The National Universities Commission (NUC) has warned universities to desist from cutting corners during accreditation visitations or risk their programmes’ approval being revoked.
The Acting Executive Secretary of the commission, Mr Chris Maiyaki, gave the warning on Sunday during an interview with the News Agency of Nigeria (NAN) in Abuja.
Maiyaki said institutions and programmes that fall short of the threshold of the minimum academic standards and failed to meet the resource assessment benchmarks would be denied accreditation.
“If a university is approved and the university wants to mount a programme, they will write to the NUC to come and undertake resource assessment which is the beginning.
” We will go with our curriculum which is the minimum standards and we put together a team of subject experts and NUC staff and evaluate the capability statement and we look at the quantity and quality of resources available to the institutions.
“We look at the personnel both in teaching and non-teaching categories, the learning resources available to them, library- both in hard and e-learning configurations.
“Do they have the teaching aids, classrooms, ICT penetration? we check the learning process from the beginning to the end we issue an outcome statement which is very important”, Maiyaki told NAN.
He said the outcome statement forms the basis of what the commission would communication to JAMB, NYSC and TETFund and the public.
“We send to NYSC so that when the students finally are to graduate, there will be nothing like whether they are illegal or not then we give a symbol of authority and that is the major quality assurance measure to be or not to be.
“When we find you falling short of threshold, you cannot proceed; when the approval matures we then undertake accreditation and accreditation is the major function and core mandate of the NUC,” he told NAN.

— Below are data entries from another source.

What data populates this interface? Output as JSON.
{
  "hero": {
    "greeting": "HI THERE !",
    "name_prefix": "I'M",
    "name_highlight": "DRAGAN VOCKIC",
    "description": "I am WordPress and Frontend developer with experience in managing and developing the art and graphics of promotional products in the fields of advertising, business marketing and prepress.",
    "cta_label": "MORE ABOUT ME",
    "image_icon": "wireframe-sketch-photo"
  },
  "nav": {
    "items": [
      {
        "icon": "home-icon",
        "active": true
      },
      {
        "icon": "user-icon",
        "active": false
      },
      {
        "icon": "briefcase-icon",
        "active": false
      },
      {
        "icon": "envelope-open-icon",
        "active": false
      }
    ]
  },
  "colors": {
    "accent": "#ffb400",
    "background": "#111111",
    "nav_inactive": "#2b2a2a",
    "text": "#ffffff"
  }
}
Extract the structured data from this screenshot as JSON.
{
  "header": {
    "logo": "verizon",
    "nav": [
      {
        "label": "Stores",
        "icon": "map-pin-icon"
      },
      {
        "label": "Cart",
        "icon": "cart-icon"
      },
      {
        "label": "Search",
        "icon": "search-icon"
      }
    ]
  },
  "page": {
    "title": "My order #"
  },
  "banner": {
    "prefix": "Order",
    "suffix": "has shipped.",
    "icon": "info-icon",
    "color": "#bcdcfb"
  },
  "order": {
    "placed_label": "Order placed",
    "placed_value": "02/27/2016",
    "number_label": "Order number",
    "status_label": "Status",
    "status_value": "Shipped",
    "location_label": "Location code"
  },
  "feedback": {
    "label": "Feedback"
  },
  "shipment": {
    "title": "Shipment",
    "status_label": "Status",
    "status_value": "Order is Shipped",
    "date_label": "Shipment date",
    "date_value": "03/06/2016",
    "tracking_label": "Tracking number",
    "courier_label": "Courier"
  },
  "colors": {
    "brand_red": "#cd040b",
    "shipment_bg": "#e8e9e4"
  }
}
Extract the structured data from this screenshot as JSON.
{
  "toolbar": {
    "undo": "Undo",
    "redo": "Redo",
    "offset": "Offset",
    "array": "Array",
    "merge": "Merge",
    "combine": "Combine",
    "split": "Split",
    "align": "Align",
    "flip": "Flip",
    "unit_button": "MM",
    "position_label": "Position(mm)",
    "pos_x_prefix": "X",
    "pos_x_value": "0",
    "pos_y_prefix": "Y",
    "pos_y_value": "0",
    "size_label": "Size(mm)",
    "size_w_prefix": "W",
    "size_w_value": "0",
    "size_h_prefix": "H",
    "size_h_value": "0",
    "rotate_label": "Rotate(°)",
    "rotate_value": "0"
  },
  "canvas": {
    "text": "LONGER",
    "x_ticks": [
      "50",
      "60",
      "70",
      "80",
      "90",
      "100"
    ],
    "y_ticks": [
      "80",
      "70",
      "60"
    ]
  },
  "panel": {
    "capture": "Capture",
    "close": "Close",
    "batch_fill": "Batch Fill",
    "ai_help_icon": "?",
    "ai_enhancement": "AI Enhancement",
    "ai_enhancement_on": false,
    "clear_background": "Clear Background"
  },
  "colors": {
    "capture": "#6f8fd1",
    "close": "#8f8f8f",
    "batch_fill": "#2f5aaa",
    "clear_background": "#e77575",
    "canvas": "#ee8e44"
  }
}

He said right quality, fulfilment of the mandate of the philosophy of course content, among other conditions being met before d a definite statement for accreditation would issued.
“After we issue the definite statement for accreditation and you are found to be consistent with non performance, we will give you denied accreditation.
“If you are short of certain threshold we give you interim accreditation. But, if we are to enable you to remedy the deficiencies and we return after two years and you have interim accreditation again back-to back-then you are considered to be denied accreditation.
“But if you have full accreditation then you continue with the programme”, he said.
In said in the past the commission had suspended licences, operations of some private universities and even stopped some federal universities` programmes to enable them go back to the drawing board to right their wrongs.
“We came into being in 1962 as a small administrative and advisory unit in the cabinet office of the Prime Minister. At that time, there were just probably five universities.
“And between the advent of the university of Ibadan in 1958 till date, we have 270 universities; 61 federal public universities funded, 63 State owned public funded, and 146 universities are private.
“Like I said, the rest is history now. Two of these evolution of what we now have as contemporary Nigerian University System (NUS), the NUC has paid a very pivotal role in the evolution, in the emergence of the system.
“How do we go about it? what is our business with the university evolution?, we are empowered by the laws of the NUC to lay down minimum academic standards.
“We are the regulatory, coordinating and quality assurance agency for university education,” he said.